Pathways of DSB (double-strand break) repair. DSBs generated during genome editing can be repaired by either of the two pathways, i.e., non-homologous end-joining (NHEJ) and homology-directed repair (HDR). At DSB sites, NHEJ includes short insertions and/or deletions (termed as indels) while HDR includes accurate insertions or mutation using donor template
On-target activity and off-target activity
The comprehensive Cas9 specificity is subjected to the bases within the ~ 20 nucleotide sequence of the sgRNA, but at the time of hybridization of sgRNA and target DNA, multiple mismatches occur and Cas9 has the capability to tolerate about five such mismatches (Jiang et al. 2013; Cong et al. 2013; Fu et al. 2013; Hsu et al. 2013). These mismatches are the result of off-target sites (sites different from target sites in terms of few bases) contained within the target DNA that remains temporarily bounded to the sgRNA sequence (Wu et al. 2014). Studies reported that Cas9 also facilitates the binding of sgRNA with off-target sites and consequently, Cas9 cleaves these sites to form DSBs (Wu et al. 2014; Ran et al. 2013). In order to carry out genome editing, a Cas9 should cleave the target DNA sequence precisely (Hsu et al. 2013), and the off-target effect has to be minimized essentially.

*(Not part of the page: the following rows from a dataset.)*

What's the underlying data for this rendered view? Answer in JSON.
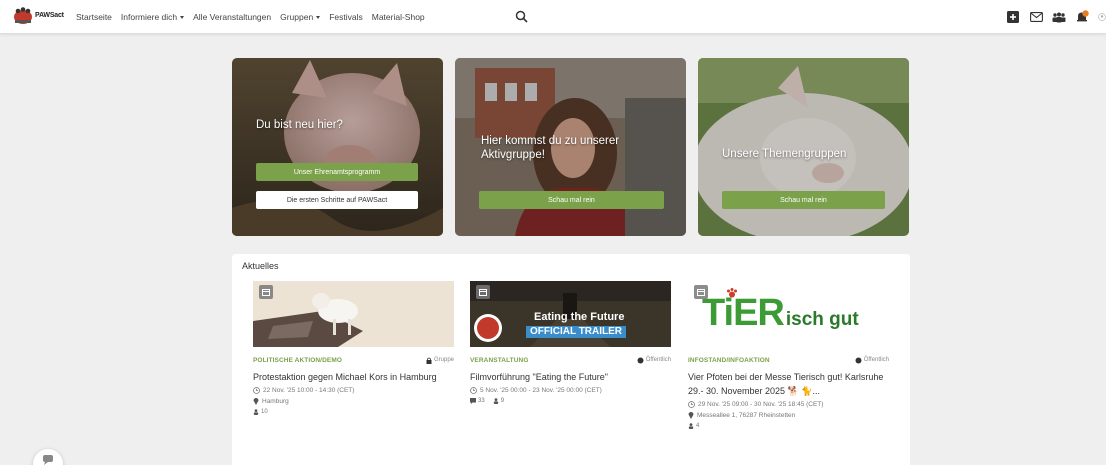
{
  "nav": {
    "brand": "PAWSact",
    "links": [
      {
        "label": "Startseite"
      },
      {
        "label": "Informiere dich",
        "dropdown": true
      },
      {
        "label": "Alle Veranstaltungen"
      },
      {
        "label": "Gruppen",
        "dropdown": true
      },
      {
        "label": "Festivals"
      },
      {
        "label": "Material-Shop"
      }
    ],
    "right_icons": [
      "plus-square-icon",
      "mail-icon",
      "groups-icon",
      "notification-icon",
      "avatar"
    ],
    "notification_badge": "",
    "accent": "#7ba14a"
  },
  "hero": [
    {
      "title": "Du bist neu hier?",
      "buttons": [
        {
          "label": "Unser Ehrenamtsprogramm",
          "style": "green"
        },
        {
          "label": "Die ersten Schritte auf PAWSact",
          "style": "white"
        }
      ]
    },
    {
      "title": "Hier kommst du zu unserer Aktivgruppe!",
      "buttons": [
        {
          "label": "Schau mal rein",
          "style": "green"
        }
      ]
    },
    {
      "title": "Unsere Themengruppen",
      "buttons": [
        {
          "label": "Schau mal rein",
          "style": "green"
        }
      ]
    }
  ],
  "news": {
    "title": "Aktuelles",
    "items": [
      {
        "category": "POLITISCHE AKTION/DEMO",
        "visibility": "Gruppe",
        "title": "Protestaktion gegen Michael Kors in Hamburg",
        "date": "22 Nov. '25 10:00 - 14:30 (CET)",
        "location": "Hamburg",
        "participants": "10"
      },
      {
        "category": "VERANSTALTUNG",
        "visibility": "Öffentlich",
        "title": "Filmvorführung \"Eating the Future\"",
        "image_text_1": "Eating the Future",
        "image_text_2": "OFFICIAL TRAILER",
        "date": "5 Nov. '25 00:00 - 23 Nov. '25 00:00 (CET)",
        "comments": "33",
        "participants": "9"
      },
      {
        "category": "INFOSTAND/INFOAKTION",
        "visibility": "Öffentlich",
        "title": "Vier Pfoten bei der Messe Tierisch gut! Karlsruhe 29.- 30. November 2025 🐕 🐈...",
        "image_text_main": "TiER",
        "image_text_suffix": "isch gut",
        "date": "29 Nov. '25 09:00 - 30 Nov. '25 18:45 (CET)",
        "location": "Messeallee 1, 76287 Rheinstetten",
        "participants": "4"
      }
    ]
  }
}
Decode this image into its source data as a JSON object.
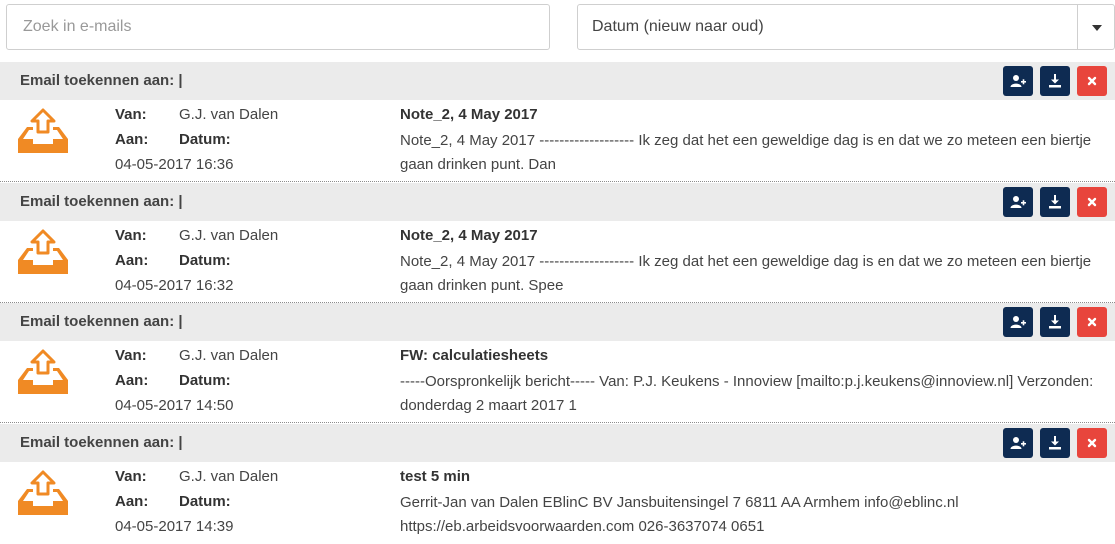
{
  "search": {
    "placeholder": "Zoek in e-mails"
  },
  "sort": {
    "selected": "Datum (nieuw naar oud)"
  },
  "colors": {
    "accent_navy": "#0e2b52",
    "delete_red": "#e8453c",
    "inbox_orange": "#f08a24",
    "assign_bar_bg": "#ebebeb"
  },
  "icons": {
    "assign": "user-plus-icon",
    "download": "download-icon",
    "delete": "close-icon",
    "inbox": "inbox-upload-icon"
  },
  "labels": {
    "assign_to": "Email toekennen aan: |",
    "from": "Van:",
    "to": "Aan:",
    "date": "Datum:"
  },
  "emails": [
    {
      "from": "G.J. van Dalen",
      "datetime": "04-05-2017 16:36",
      "subject": "Note_2, 4 May 2017",
      "preview": "Note_2, 4 May 2017 ------------------- Ik zeg dat het een geweldige dag is en dat we zo meteen een biertje gaan drinken punt. Dan"
    },
    {
      "from": "G.J. van Dalen",
      "datetime": "04-05-2017 16:32",
      "subject": "Note_2, 4 May 2017",
      "preview": "Note_2, 4 May 2017 ------------------- Ik zeg dat het een geweldige dag is en dat we zo meteen een biertje gaan drinken punt. Spee"
    },
    {
      "from": "G.J. van Dalen",
      "datetime": "04-05-2017 14:50",
      "subject": "FW: calculatiesheets",
      "preview": "-----Oorspronkelijk bericht----- Van: P.J. Keukens - Innoview [mailto:p.j.keukens@innoview.nl] Verzonden: donderdag 2 maart 2017 1"
    },
    {
      "from": "G.J. van Dalen",
      "datetime": "04-05-2017 14:39",
      "subject": "test 5 min",
      "preview": "Gerrit-Jan van Dalen EBlinC BV Jansbuitensingel 7 6811 AA Armhem info@eblinc.nl https://eb.arbeidsvoorwaarden.com 026-3637074 0651"
    }
  ]
}
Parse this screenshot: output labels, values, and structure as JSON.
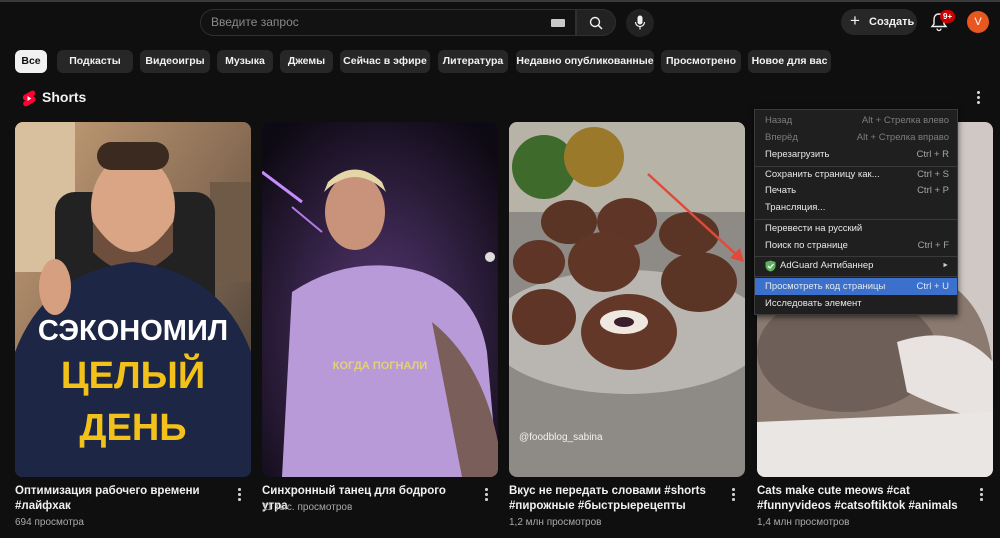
{
  "header": {
    "search_placeholder": "Введите запрос",
    "create_label": "Создать",
    "notifications_badge": "9+",
    "avatar_letter": "V"
  },
  "chips": [
    {
      "label": "Все",
      "active": true
    },
    {
      "label": "Подкасты"
    },
    {
      "label": "Видеоигры"
    },
    {
      "label": "Музыка"
    },
    {
      "label": "Джемы"
    },
    {
      "label": "Сейчас в эфире"
    },
    {
      "label": "Литература"
    },
    {
      "label": "Недавно опубликованные"
    },
    {
      "label": "Просмотрено"
    },
    {
      "label": "Новое для вас"
    }
  ],
  "shorts": {
    "section_title": "Shorts",
    "cards": [
      {
        "title": "Оптимизация рабочего времени #лайфхак",
        "views": "694 просмотра",
        "overlay": [
          "СЭКОНОМИЛ",
          "ЦЕЛЫЙ",
          "ДЕНЬ"
        ]
      },
      {
        "title": "Синхронный танец для бодрого утра",
        "views": "11 тыс. просмотров",
        "overlay": [
          "КОГДА ПОГНАЛИ"
        ]
      },
      {
        "title": "Вкус не передать словами #shorts #пирожные #быстрыерецепты",
        "views": "1,2 млн просмотров",
        "overlay": [
          "@foodblog_sabina"
        ]
      },
      {
        "title": "Cats make cute meows #cat #funnyvideos #catsoftiktok #animals",
        "views": "1,4 млн просмотров"
      }
    ]
  },
  "context_menu": {
    "items": [
      {
        "label": "Назад",
        "shortcut": "Alt + Стрелка влево",
        "disabled": true
      },
      {
        "label": "Вперёд",
        "shortcut": "Alt + Стрелка вправо",
        "disabled": true
      },
      {
        "label": "Перезагрузить",
        "shortcut": "Ctrl + R"
      },
      {
        "label": "Сохранить страницу как...",
        "shortcut": "Ctrl + S"
      },
      {
        "label": "Печать",
        "shortcut": "Ctrl + P"
      },
      {
        "label": "Трансляция..."
      },
      {
        "label": "Перевести на русский"
      },
      {
        "label": "Поиск по странице",
        "shortcut": "Ctrl + F"
      },
      {
        "label": "AdGuard Антибаннер",
        "submenu": "►"
      },
      {
        "label": "Просмотреть код страницы",
        "shortcut": "Ctrl + U",
        "highlighted": true
      },
      {
        "label": "Исследовать элемент"
      }
    ]
  }
}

Improving Cas9 specificity and reducing off-target activity
Upon inactivation of either HNH or RuvC nuclease domains of Cas9, Cas9 is converted into DNA nickase called Cas9 nickase (Cas9n) which cleaves the target DNA into single-strand break (SSB) instead of DSB (Sapranauskas et al. 2011; Gasiunas et al. 2012; Jinek et al. 2012). Cas9n has increased specificity for target sites and the repairing of SSB occurs by high-fidelity base excision repair (BER) (Dianov and Hübscher 2013). Using of ‘paired nickase’ was found to increase Cas9 specificity where two gRNA paired with Cas9n cleaved the target sites and generated DSB (Ran et al. 2013; Mali et al. 2013; Cho et al. 2014). Hybridization between inactive or dead Cas9 (dCas9) and FokI nuclease has also enhanced target sites cleavage (Guilinger et al. 2014; Tsai et al. 2014). Further, dCas9 can be used for silencing an undesirable or diseased gene as well as for activating a favorable gene (Qi et al. 2013; Gilbert et al. 2013; Perez-Pinera et al. 2013).

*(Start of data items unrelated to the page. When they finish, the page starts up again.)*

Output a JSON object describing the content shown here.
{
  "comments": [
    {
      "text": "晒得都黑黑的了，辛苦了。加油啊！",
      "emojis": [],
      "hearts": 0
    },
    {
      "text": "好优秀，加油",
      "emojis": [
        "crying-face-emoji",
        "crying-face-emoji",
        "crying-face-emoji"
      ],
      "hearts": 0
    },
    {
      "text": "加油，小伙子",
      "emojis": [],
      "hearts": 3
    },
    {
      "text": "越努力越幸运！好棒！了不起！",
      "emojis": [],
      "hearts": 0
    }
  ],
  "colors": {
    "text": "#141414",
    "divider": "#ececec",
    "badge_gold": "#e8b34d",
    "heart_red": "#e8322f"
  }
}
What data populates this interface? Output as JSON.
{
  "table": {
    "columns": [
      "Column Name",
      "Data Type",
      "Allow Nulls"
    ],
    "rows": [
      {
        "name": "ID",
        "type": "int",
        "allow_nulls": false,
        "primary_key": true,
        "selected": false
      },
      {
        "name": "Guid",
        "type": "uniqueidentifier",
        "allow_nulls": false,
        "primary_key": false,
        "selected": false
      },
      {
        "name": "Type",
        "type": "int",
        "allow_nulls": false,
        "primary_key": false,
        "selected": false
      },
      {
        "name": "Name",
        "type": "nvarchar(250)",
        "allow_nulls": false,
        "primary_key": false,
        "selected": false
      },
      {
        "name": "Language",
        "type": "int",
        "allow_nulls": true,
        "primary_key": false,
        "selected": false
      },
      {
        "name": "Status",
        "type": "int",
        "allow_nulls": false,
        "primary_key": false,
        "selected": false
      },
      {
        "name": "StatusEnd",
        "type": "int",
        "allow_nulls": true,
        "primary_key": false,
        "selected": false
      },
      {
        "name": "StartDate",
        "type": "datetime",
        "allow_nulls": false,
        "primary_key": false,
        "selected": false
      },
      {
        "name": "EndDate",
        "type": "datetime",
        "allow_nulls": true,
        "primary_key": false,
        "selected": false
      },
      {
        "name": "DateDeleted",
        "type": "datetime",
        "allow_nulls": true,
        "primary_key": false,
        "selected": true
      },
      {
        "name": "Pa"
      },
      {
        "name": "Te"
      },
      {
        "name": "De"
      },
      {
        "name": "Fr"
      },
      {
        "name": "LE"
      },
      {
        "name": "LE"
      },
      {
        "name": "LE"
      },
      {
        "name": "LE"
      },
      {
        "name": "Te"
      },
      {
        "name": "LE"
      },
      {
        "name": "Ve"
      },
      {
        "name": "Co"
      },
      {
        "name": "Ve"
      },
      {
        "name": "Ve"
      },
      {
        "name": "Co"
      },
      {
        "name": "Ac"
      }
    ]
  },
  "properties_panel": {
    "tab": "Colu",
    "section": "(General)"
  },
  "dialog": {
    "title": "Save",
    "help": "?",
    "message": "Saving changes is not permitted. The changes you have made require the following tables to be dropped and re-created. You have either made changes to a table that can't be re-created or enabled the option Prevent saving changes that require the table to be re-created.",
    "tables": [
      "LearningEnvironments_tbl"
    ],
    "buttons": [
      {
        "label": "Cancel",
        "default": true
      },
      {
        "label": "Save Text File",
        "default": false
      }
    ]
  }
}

Inactivation of Cas9 immediately after target site cleavage was found to reduce off-target sites effect. A strategy termed as self-limiting circuit for enhanced safety and specificity (SLiCES) was developed for elimination of Cas9 action from cells (Petris et al. 2017). Anti-CRISPR proteins found in phages to escape from CRISPR–Cas immunity were also used for destroying Cas9 enzyme (Pawluk et al. 2016). Moreover, genetically engineered SpCas9 nucleases such as high-fidelity Cas9 (Cas9-HF1), hyper-accurate Cas9 (HypaCas9) as well as enhanced specificity Cas9 (eSpCas9) were created to facilitate genome editing (Kleinstiver et al. 2016; Slaymaker et al. 2016; Chen et al. 2017).

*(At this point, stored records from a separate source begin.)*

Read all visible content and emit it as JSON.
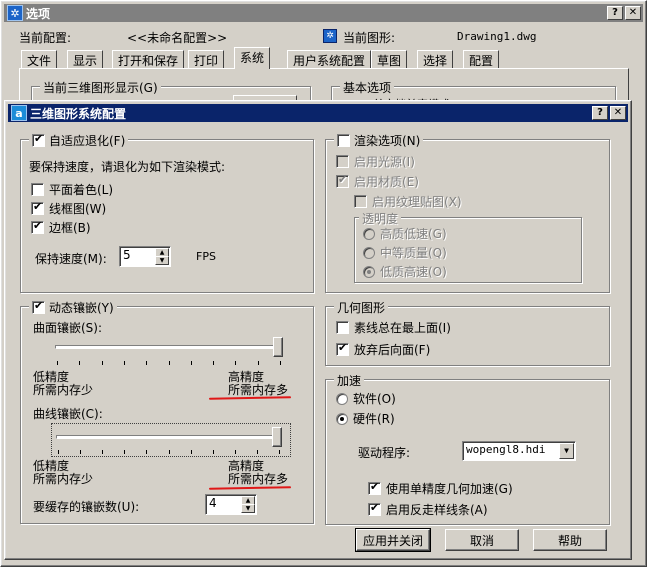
{
  "back_window": {
    "title": "选项",
    "current_profile_label": "当前配置:",
    "current_profile_value": "<<未命名配置>>",
    "current_drawing_label": "当前图形:",
    "current_drawing_value": "Drawing1.dwg",
    "tabs": [
      "文件",
      "显示",
      "打开和保存",
      "打印",
      "系统",
      "用户系统配置",
      "草图",
      "选择",
      "配置"
    ],
    "selected_tab": "系统",
    "group_3d_display": "当前三维图形显示(G)",
    "group_basic": "基本选项",
    "basic_partial": "单文档兼容模式(S)"
  },
  "dialog": {
    "title": "三维图形系统配置",
    "icon": "autocad-a-icon",
    "adaptive": {
      "label": "自适应退化(F)",
      "checked": true,
      "instruction": "要保持速度，请退化为如下渲染模式:",
      "flat_shading": {
        "label": "平面着色(L)",
        "checked": false
      },
      "wireframe": {
        "label": "线框图(W)",
        "checked": true
      },
      "bounding_box": {
        "label": "边框(B)",
        "checked": true
      },
      "maintain_speed_label": "保持速度(M):",
      "maintain_speed_value": "5",
      "fps": "FPS"
    },
    "render_options": {
      "label": "渲染选项(N)",
      "checked": false,
      "enable_lights": {
        "label": "启用光源(I)",
        "checked": false
      },
      "enable_materials": {
        "label": "启用材质(E)",
        "checked": true
      },
      "enable_texture": {
        "label": "启用纹理贴图(X)",
        "checked": false
      },
      "transparency": {
        "label": "透明度",
        "options": [
          "高质低速(G)",
          "中等质量(Q)",
          "低质高速(O)"
        ],
        "selected": 2
      }
    },
    "dynamic_tessellation": {
      "label": "动态镶嵌(Y)",
      "checked": true,
      "surface_label": "曲面镶嵌(S):",
      "surface_low_1": "低精度",
      "surface_low_2": "所需内存少",
      "surface_high_1": "高精度",
      "surface_high_2": "所需内存多",
      "surface_level": 1.0,
      "curve_label": "曲线镶嵌(C):",
      "curve_low_1": "低精度",
      "curve_low_2": "所需内存少",
      "curve_high_1": "高精度",
      "curve_high_2": "所需内存多",
      "curve_level": 1.0,
      "cache_label": "要缓存的镶嵌数(U):",
      "cache_value": "4"
    },
    "geometry": {
      "label": "几何图形",
      "isolines_on_top": {
        "label": "素线总在最上面(I)",
        "checked": false
      },
      "discard_backfaces": {
        "label": "放弃后向面(F)",
        "checked": true
      }
    },
    "acceleration": {
      "label": "加速",
      "software": {
        "label": "软件(O)",
        "selected": false
      },
      "hardware": {
        "label": "硬件(R)",
        "selected": true
      },
      "driver_label": "驱动程序:",
      "driver_value": "wopengl8.hdi",
      "single_precision": {
        "label": "使用单精度几何加速(G)",
        "checked": true
      },
      "antialias": {
        "label": "启用反走样线条(A)",
        "checked": true
      }
    },
    "buttons": {
      "apply_close": "应用并关闭",
      "cancel": "取消",
      "help": "帮助"
    },
    "annotation_color": "#e01818"
  }
}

The sgRNA libraries and genome screening
With the help of genome-wide sgRNA libraries, genome screening can be achieved efficiently for determining and analyzing functional genes involved in a phenotype of interest (Gilbert et al. 2014; Shalem et al. 2015; Chen et al. 2015; Kampmann et al. 2014, 2015; Gilles and Averof 2014; Malina et al. 2014; Li et al. 2014; Wang et al. 2014; Koike-Yusa et al. 2014). Lentiviral genome-wide sgRNA library has found an extensive use for genome screening or mutagenesis screening because screening by CRISPR–Cas system is comparatively better than that by RNA interference (RNAi) (Koike-Yusa et al. 2014).
A study reported that the artificially created CRISPR–Cas9 paired gRNA (pgRNA) library induced the deletion of large genomic fragments and facilitated the detection of a long non-coding RNA (lncRNA) in cancer cells (Zhu et al. 2016). CRISPR–Cas9 mutant library created in rice is extensively useful in genome screening since functional genes as well as phenotype mutants can be determined, and hence paves the way to crop improvement (Meng et al. 2017).
CRISPR tools
Genome scan is carried out using a variety of bioinformatic tools as these tools function to detect specific target sites as well as off-target sites and design sgRNA for achieving high specificity for cleaving the target site. Bioinformatic tools are listed in Table 2.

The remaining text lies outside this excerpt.